Micron's data centre unit just printed 87% gross margins — a number that redefines what a memory company can be in the AI era. Today's briefing covers SK Hynix's trillion-dollar Nasdaq debut, AMD's CoWoS bottleneck, ASML's EUV export probe, and China's multi-track chip workarounds.
Audio is available on Spreaker — see link below.
Micron's data center business just posted eighty-seven percent gross margins. That's not a software company.
SK Hynix made that case directly to public markets this week, debuting on Nasdaq at roughly a one trillion dollar valuation. The stock has run seven times in the past year.

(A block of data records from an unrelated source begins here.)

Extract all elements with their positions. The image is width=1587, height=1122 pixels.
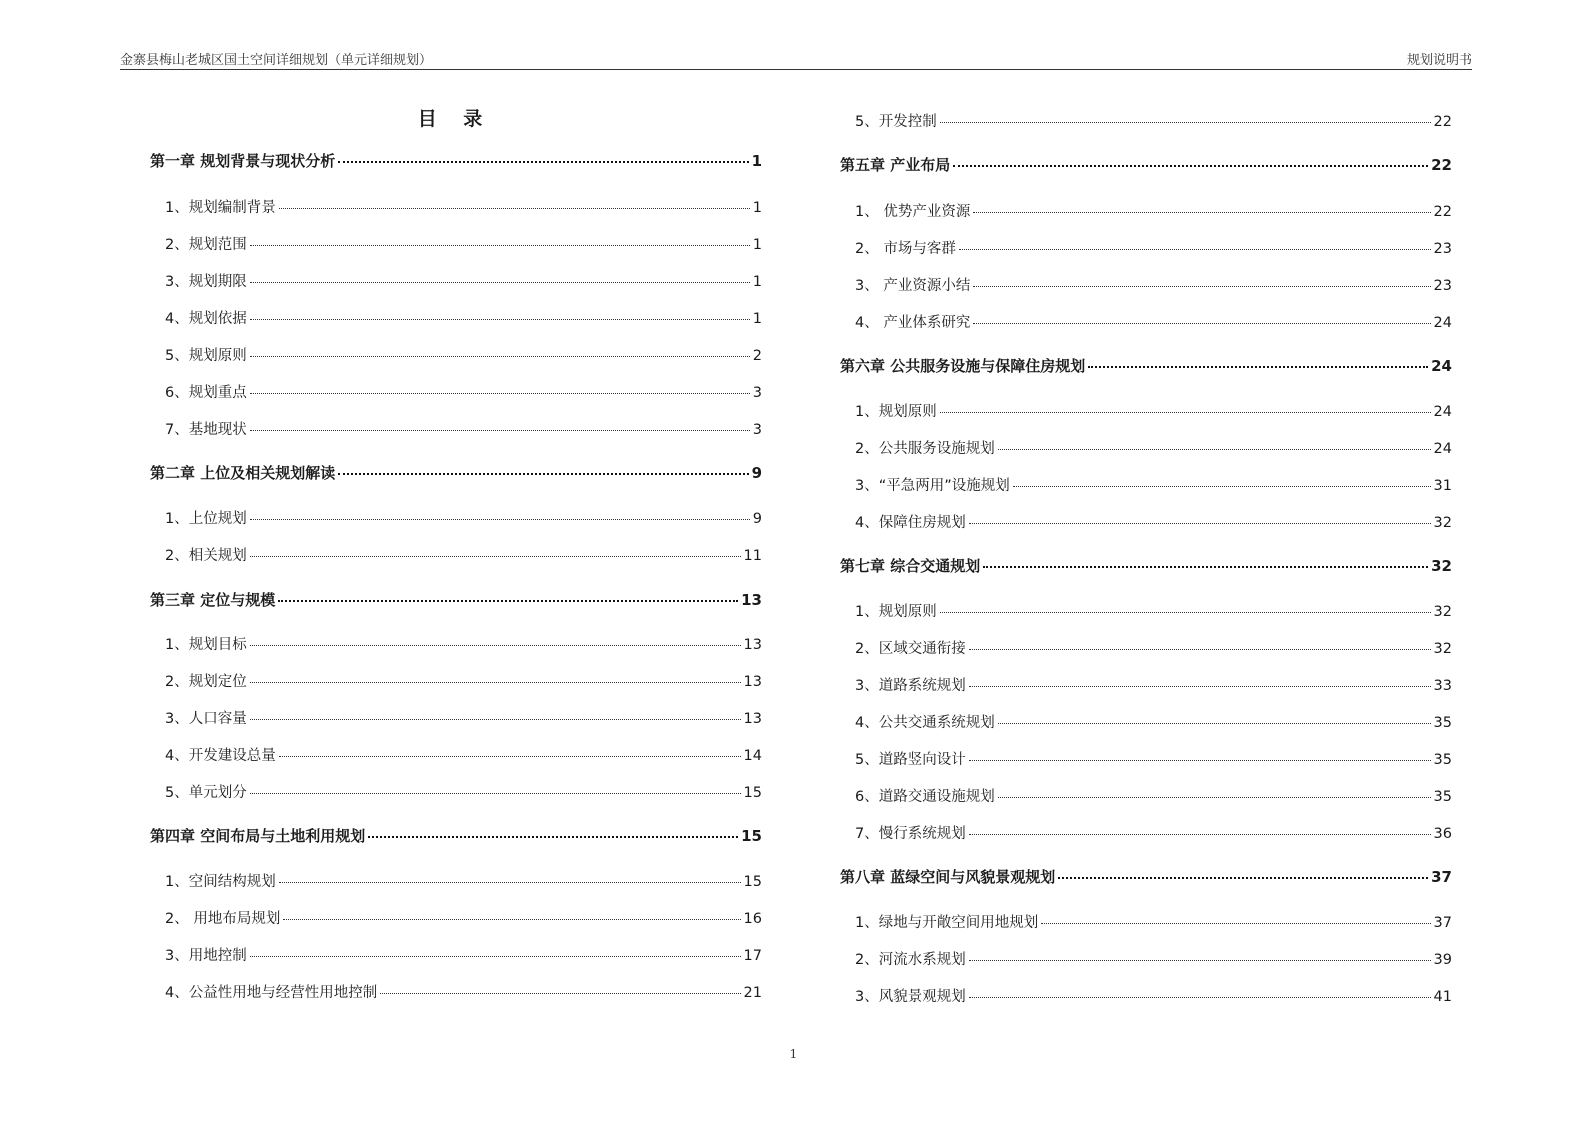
toc-section-entry[interactable] <box>150 381 762 401</box>
toc-entry-page: 22 <box>1433 114 1452 130</box>
toc-section-entry[interactable] <box>840 274 1452 294</box>
toc-entry-label: 3、规划期限 <box>165 274 247 290</box>
toc-dot-leader <box>953 164 1428 167</box>
toc-chapter-entry[interactable] <box>840 355 1452 375</box>
toc-entry-page: 1 <box>752 311 762 327</box>
toc-section-entry[interactable] <box>150 233 762 253</box>
toc-entry-label: 第一章 规划背景与现状分析 <box>150 152 336 170</box>
toc-entry-label: 2、 市场与客群 <box>855 241 956 257</box>
toc-dot-leader <box>278 599 738 602</box>
toc-dot-leader <box>250 318 750 320</box>
toc-entry-label: 1、规划原则 <box>855 404 937 420</box>
toc-entry-page: 24 <box>1433 441 1452 457</box>
toc-entry-page: 24 <box>1433 404 1452 420</box>
toc-entry-label: 第八章 蓝绿空间与风貌景观规划 <box>840 868 1056 886</box>
toc-dot-leader <box>940 121 1431 123</box>
toc-section-entry[interactable] <box>840 822 1452 842</box>
toc-entry-label: 1、上位规划 <box>165 511 247 527</box>
toc-entry-label: 第四章 空间布局与土地利用规划 <box>150 827 366 845</box>
toc-section-entry[interactable] <box>150 418 762 438</box>
toc-section-entry[interactable] <box>150 907 762 927</box>
toc-entry-label: 4、开发建设总量 <box>165 748 276 764</box>
toc-entry-label: 7、基地现状 <box>165 422 247 438</box>
toc-entry-page: 3 <box>752 422 762 438</box>
toc-entry-label: 5、规划原则 <box>165 348 247 364</box>
toc-entry-label: 3、“平急两用”设施规划 <box>855 478 1010 494</box>
toc-dot-leader <box>250 792 741 794</box>
toc-entry-label: 2、规划范围 <box>165 237 247 253</box>
toc-section-entry[interactable] <box>840 237 1452 257</box>
toc-section-entry[interactable] <box>840 511 1452 531</box>
toc-entry-label: 4、公共交通系统规划 <box>855 715 995 731</box>
toc-dot-leader <box>940 611 1431 613</box>
toc-entry-page: 1 <box>752 200 762 216</box>
toc-entry-page: 37 <box>1431 868 1452 886</box>
toc-section-entry[interactable] <box>840 474 1452 494</box>
toc-section-entry[interactable] <box>840 674 1452 694</box>
toc-section-entry[interactable] <box>150 707 762 727</box>
toc-chapter-entry[interactable] <box>150 150 762 170</box>
toc-entry-page: 23 <box>1433 278 1452 294</box>
toc-entry-page: 2 <box>752 348 762 364</box>
toc-dot-leader <box>969 522 1431 524</box>
toc-entry-label: 4、规划依据 <box>165 311 247 327</box>
toc-dot-leader <box>250 681 741 683</box>
toc-entry-label: 4、保障住房规划 <box>855 515 966 531</box>
toc-chapter-entry[interactable] <box>840 154 1452 174</box>
toc-entry-page: 24 <box>1431 357 1452 375</box>
toc-dot-leader <box>969 833 1431 835</box>
toc-entry-page: 35 <box>1433 715 1452 731</box>
toc-dot-leader <box>380 992 740 994</box>
toc-dot-leader <box>973 322 1430 324</box>
toc-entry-page: 15 <box>743 785 762 801</box>
toc-entry-page: 35 <box>1433 752 1452 768</box>
toc-section-entry[interactable] <box>150 944 762 964</box>
toc-title: 目 录 <box>417 108 493 130</box>
toc-entry-page: 35 <box>1433 789 1452 805</box>
toc-entry-page: 32 <box>1433 604 1452 620</box>
toc-section-entry[interactable] <box>150 307 762 327</box>
toc-dot-leader <box>1013 485 1431 487</box>
toc-entry-page: 37 <box>1433 915 1452 931</box>
toc-chapter-entry[interactable] <box>840 866 1452 886</box>
toc-entry-page: 17 <box>743 948 762 964</box>
toc-chapter-entry[interactable] <box>150 462 762 482</box>
toc-entry-page: 1 <box>752 237 762 253</box>
toc-dot-leader <box>250 955 741 957</box>
toc-section-entry[interactable] <box>840 200 1452 220</box>
toc-entry-page: 32 <box>1433 515 1452 531</box>
toc-dot-leader <box>969 759 1431 761</box>
toc-entry-label: 5、单元划分 <box>165 785 247 801</box>
toc-entry-page: 1 <box>752 274 762 290</box>
toc-section-entry[interactable] <box>150 196 762 216</box>
toc-entry-label: 1、 优势产业资源 <box>855 204 971 220</box>
toc-section-entry[interactable] <box>150 544 762 564</box>
toc-entry-page: 22 <box>1433 204 1452 220</box>
toc-dot-leader <box>338 472 748 475</box>
toc-entry-page: 13 <box>741 591 762 609</box>
toc-section-entry[interactable] <box>840 600 1452 620</box>
toc-entry-label: 3、用地控制 <box>165 948 247 964</box>
toc-entry-page: 11 <box>743 548 762 564</box>
toc-dot-leader <box>250 355 750 357</box>
toc-entry-label: 第三章 定位与规模 <box>150 591 276 609</box>
toc-section-entry[interactable] <box>840 948 1452 968</box>
toc-entry-label: 1、规划目标 <box>165 637 247 653</box>
toc-dot-leader <box>940 411 1431 413</box>
toc-entry-label: 5、开发控制 <box>855 114 937 130</box>
toc-dot-leader <box>250 555 741 557</box>
toc-section-entry[interactable] <box>840 110 1452 130</box>
toc-dot-leader <box>959 248 1431 250</box>
toc-dot-leader <box>250 644 741 646</box>
toc-dot-leader <box>1088 365 1428 368</box>
toc-entry-page: 16 <box>743 911 762 927</box>
toc-entry-label: 1、空间结构规划 <box>165 874 276 890</box>
toc-entry-label: 4、公益性用地与经营性用地控制 <box>165 985 378 1001</box>
toc-dot-leader <box>969 685 1431 687</box>
toc-chapter-entry[interactable] <box>150 589 762 609</box>
document-title: 金寨县梅山老城区国土空间详细规划（单元详细规划） <box>120 53 433 68</box>
toc-section-entry[interactable] <box>840 400 1452 420</box>
toc-section-entry[interactable] <box>150 633 762 653</box>
toc-entry-page: 41 <box>1433 989 1452 1005</box>
toc-entry-label: 3、道路系统规划 <box>855 678 966 694</box>
toc-entry-page: 32 <box>1433 641 1452 657</box>
toc-dot-leader <box>250 518 750 520</box>
page-header <box>120 47 1472 70</box>
toc-entry-label: 1、规划编制背景 <box>165 200 276 216</box>
toc-dot-leader <box>973 211 1430 213</box>
toc-entry-label: 2、河流水系规划 <box>855 952 966 968</box>
toc-entry-page: 23 <box>1433 241 1452 257</box>
toc-section-entry[interactable] <box>150 870 762 890</box>
toc-entry-label: 2、 用地布局规划 <box>165 911 281 927</box>
toc-dot-leader <box>283 918 740 920</box>
toc-entry-page: 31 <box>1433 478 1452 494</box>
toc-section-entry[interactable] <box>150 670 762 690</box>
toc-entry-page: 9 <box>751 464 762 482</box>
toc-dot-leader <box>998 448 1431 450</box>
toc-section-entry[interactable] <box>840 711 1452 731</box>
toc-dot-leader <box>969 996 1431 998</box>
toc-entry-label: 5、道路竖向设计 <box>855 752 966 768</box>
toc-entry-label: 第七章 综合交通规划 <box>840 557 981 575</box>
toc-entry-label: 4、 产业体系研究 <box>855 315 971 331</box>
toc-entry-page: 9 <box>752 511 762 527</box>
toc-entry-label: 第五章 产业布局 <box>840 156 951 174</box>
toc-entry-page: 32 <box>1431 557 1452 575</box>
toc-dot-leader <box>338 160 748 163</box>
toc-entry-label: 2、规划定位 <box>165 674 247 690</box>
document-type: 规划说明书 <box>1406 53 1472 68</box>
toc-dot-leader <box>279 881 741 883</box>
toc-section-entry[interactable] <box>150 781 762 801</box>
toc-entry-page: 15 <box>743 874 762 890</box>
toc-entry-page: 33 <box>1433 678 1452 694</box>
toc-dot-leader <box>250 281 750 283</box>
toc-dot-leader <box>368 835 738 838</box>
toc-section-entry[interactable] <box>150 744 762 764</box>
toc-entry-page: 21 <box>743 985 762 1001</box>
toc-dot-leader <box>279 207 750 209</box>
toc-dot-leader <box>250 392 750 394</box>
toc-dot-leader <box>973 285 1430 287</box>
toc-entry-label: 3、风貌景观规划 <box>855 989 966 1005</box>
toc-section-entry[interactable] <box>150 507 762 527</box>
toc-section-entry[interactable] <box>840 785 1452 805</box>
toc-chapter-entry[interactable] <box>150 825 762 845</box>
toc-entry-page: 13 <box>743 711 762 727</box>
toc-entry-label: 3、 产业资源小结 <box>855 278 971 294</box>
toc-section-entry[interactable] <box>150 270 762 290</box>
toc-entry-label: 6、规划重点 <box>165 385 247 401</box>
toc-entry-page: 36 <box>1433 826 1452 842</box>
toc-section-entry[interactable] <box>840 911 1452 931</box>
toc-entry-label: 第六章 公共服务设施与保障住房规划 <box>840 357 1086 375</box>
toc-section-entry[interactable] <box>840 748 1452 768</box>
toc-dot-leader <box>250 429 750 431</box>
toc-dot-leader <box>998 722 1431 724</box>
toc-chapter-entry[interactable] <box>840 555 1452 575</box>
toc-entry-page: 1 <box>751 152 762 170</box>
toc-entry-page: 14 <box>743 748 762 764</box>
toc-entry-page: 39 <box>1433 952 1452 968</box>
toc-entry-label: 3、人口容量 <box>165 711 247 727</box>
toc-entry-label: 2、区域交通衔接 <box>855 641 966 657</box>
toc-dot-leader <box>1041 922 1430 924</box>
toc-entry-page: 24 <box>1433 315 1452 331</box>
toc-entry-page: 22 <box>1431 156 1452 174</box>
toc-entry-label: 2、相关规划 <box>165 548 247 564</box>
toc-dot-leader <box>969 648 1431 650</box>
toc-entry-label: 7、慢行系统规划 <box>855 826 966 842</box>
toc-dot-leader <box>998 796 1431 798</box>
toc-entry-page: 15 <box>741 827 762 845</box>
toc-section-entry[interactable] <box>840 985 1452 1005</box>
toc-dot-leader <box>969 959 1431 961</box>
toc-section-entry[interactable] <box>840 311 1452 331</box>
toc-dot-leader <box>1058 876 1428 879</box>
toc-dot-leader <box>279 755 741 757</box>
toc-entry-label: 1、规划原则 <box>855 604 937 620</box>
toc-entry-label: 2、公共服务设施规划 <box>855 441 995 457</box>
toc-entry-label: 第二章 上位及相关规划解读 <box>150 464 336 482</box>
toc-section-entry[interactable] <box>840 637 1452 657</box>
toc-section-entry[interactable] <box>150 981 762 1001</box>
toc-entry-page: 13 <box>743 674 762 690</box>
toc-entry-label: 1、绿地与开敞空间用地规划 <box>855 915 1039 931</box>
toc-section-entry[interactable] <box>840 437 1452 457</box>
toc-section-entry[interactable] <box>150 344 762 364</box>
toc-dot-leader <box>250 244 750 246</box>
toc-dot-leader <box>983 565 1428 568</box>
toc-entry-label: 6、道路交通设施规划 <box>855 789 995 805</box>
page-number: 1 <box>789 1047 798 1061</box>
toc-entry-page: 13 <box>743 637 762 653</box>
toc-entry-page: 3 <box>752 385 762 401</box>
toc-dot-leader <box>250 718 741 720</box>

The margin story connects directly to the packaging story, and that's where AMD finds itself in a genuinely difficult position. Advanced packaging, specifically TSMC's CoWoS process, has quietly become the real bottleneck in AI chip production.
On the geopolitical side, the ASML situation escalated from rumor to active US government inquiry. Commerce Secretary Lutnick pressed ASML executives directly over alleged covert EUV machine exports to China.
China isn't waiting for that resolution. The response is now multi-track and funded.
The signal to track is whether memory contract structures hold. If twenty-two billion in customer deposits is the new normal, suppliers have fundamentally repriced their leverage in the AI supply chain.